Отдам всю душу Октябрю и Маю,
Но только лиры милой не отдам.
В этом смысле показательна поездка в Америку — также общее в биографии двух поэтов. И если Маяковский, технократ по натуре, был в восторге от США, то Есенина они разочаровали. Он считал, что Америке нужны Маккормики (Сайрус Маккормик — известный предприниматель, изобретатель первой жатки на конной тяге, основатель компании. — «Культура»), нам же милее Жигули на Волге и песни о Степане Разине.
культура: Но самым загадочным в биографии Есенина остаются обстоятельства его смерти.
Куняев: Конечно, он был убит. В декабре 1925 года, за две недели до смерти, Есенин встретил в издательстве знакомого писателя. Они отправились пить пиво. Разговор зашел о Каменеве, Зиновьеве, Троцком. Есенин высказывается положительно о Троцком. Собеседник — о Каменеве. Поэт возразил: «Предатель революции». И тут же рассказал, что у него есть телеграмма Каменева, отправленная великому князю Михаилу с поздравлением в связи с восшествием того на престол после отречения Николая II. На просьбу показать Есенин заявил, что она спрятана в надежном месте. Через несколько месяцев в Москве открылся пленум Коминтерна. В качестве главы была предложена кандидатура Каменева. Сталин в прениях выступил против, сославшись на ту самую телеграмму.
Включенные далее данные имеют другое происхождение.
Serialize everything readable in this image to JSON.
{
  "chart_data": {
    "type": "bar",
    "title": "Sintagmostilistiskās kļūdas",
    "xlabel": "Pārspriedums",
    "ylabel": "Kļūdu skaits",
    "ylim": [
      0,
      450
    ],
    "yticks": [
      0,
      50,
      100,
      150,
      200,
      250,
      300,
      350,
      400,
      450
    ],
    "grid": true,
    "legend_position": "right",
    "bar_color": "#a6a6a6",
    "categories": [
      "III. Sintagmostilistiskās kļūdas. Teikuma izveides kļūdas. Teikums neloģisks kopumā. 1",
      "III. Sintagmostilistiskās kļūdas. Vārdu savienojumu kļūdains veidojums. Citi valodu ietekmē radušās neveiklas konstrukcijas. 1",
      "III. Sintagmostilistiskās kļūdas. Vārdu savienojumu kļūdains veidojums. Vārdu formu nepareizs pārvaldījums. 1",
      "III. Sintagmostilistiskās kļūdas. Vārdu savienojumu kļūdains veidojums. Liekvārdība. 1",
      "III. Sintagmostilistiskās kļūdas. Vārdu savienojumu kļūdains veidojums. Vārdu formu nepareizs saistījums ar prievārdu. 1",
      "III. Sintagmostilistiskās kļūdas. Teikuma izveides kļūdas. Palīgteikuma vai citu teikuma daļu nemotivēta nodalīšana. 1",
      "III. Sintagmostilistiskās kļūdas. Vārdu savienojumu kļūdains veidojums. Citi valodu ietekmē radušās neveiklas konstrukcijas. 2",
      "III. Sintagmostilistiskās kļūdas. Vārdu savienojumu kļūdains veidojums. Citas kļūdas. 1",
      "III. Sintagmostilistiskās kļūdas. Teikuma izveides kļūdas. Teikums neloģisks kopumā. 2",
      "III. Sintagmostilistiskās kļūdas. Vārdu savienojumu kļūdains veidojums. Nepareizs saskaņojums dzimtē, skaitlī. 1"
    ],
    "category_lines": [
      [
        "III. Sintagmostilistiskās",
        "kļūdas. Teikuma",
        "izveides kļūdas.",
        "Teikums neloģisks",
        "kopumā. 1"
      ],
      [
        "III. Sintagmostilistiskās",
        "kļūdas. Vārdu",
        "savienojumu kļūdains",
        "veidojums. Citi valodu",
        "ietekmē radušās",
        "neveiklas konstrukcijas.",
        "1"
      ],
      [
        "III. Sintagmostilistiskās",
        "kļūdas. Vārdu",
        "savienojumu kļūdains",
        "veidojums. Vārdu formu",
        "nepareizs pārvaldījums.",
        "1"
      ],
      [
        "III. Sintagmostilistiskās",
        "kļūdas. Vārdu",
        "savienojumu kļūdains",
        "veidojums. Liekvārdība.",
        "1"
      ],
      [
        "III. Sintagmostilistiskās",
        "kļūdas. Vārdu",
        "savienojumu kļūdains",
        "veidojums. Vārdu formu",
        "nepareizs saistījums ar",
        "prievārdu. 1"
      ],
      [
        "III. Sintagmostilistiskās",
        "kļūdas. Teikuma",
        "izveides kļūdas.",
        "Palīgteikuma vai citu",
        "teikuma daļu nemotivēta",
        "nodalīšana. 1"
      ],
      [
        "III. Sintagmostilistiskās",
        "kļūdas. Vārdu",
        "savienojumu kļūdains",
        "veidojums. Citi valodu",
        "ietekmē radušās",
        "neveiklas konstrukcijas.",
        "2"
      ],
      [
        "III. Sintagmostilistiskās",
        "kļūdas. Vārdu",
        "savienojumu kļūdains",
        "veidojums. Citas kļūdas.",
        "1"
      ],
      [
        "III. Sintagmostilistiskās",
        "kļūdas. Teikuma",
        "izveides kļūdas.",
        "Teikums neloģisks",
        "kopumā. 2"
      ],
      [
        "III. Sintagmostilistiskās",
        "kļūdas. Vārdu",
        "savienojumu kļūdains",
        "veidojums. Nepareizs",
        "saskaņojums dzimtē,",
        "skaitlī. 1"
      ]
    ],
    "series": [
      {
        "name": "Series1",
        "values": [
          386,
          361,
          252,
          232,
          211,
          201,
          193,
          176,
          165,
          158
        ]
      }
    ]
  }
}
Очевидно, Есенин проболтался человеку, близкому к ЧК. И улика, якобы хранившаяся у поэта, понадобилась в борьбе за власть. Неясно только, кто именно дал указание. У всех были причины, свои мотивы.
культура: Сергей Александрович, наверное, просто впечатление произвести хотел. Ввернул в разговоре...
Куняев: Он вообще-то хвастун был. Есенин — типично русский человек, противоречивый до безумия, готовый, говоря словами Достоевского, всегда перевеситься через край. Если век девятнадцатый нужно изучать по Пушкину, то двадцатый — по Маяковскому и Есенину.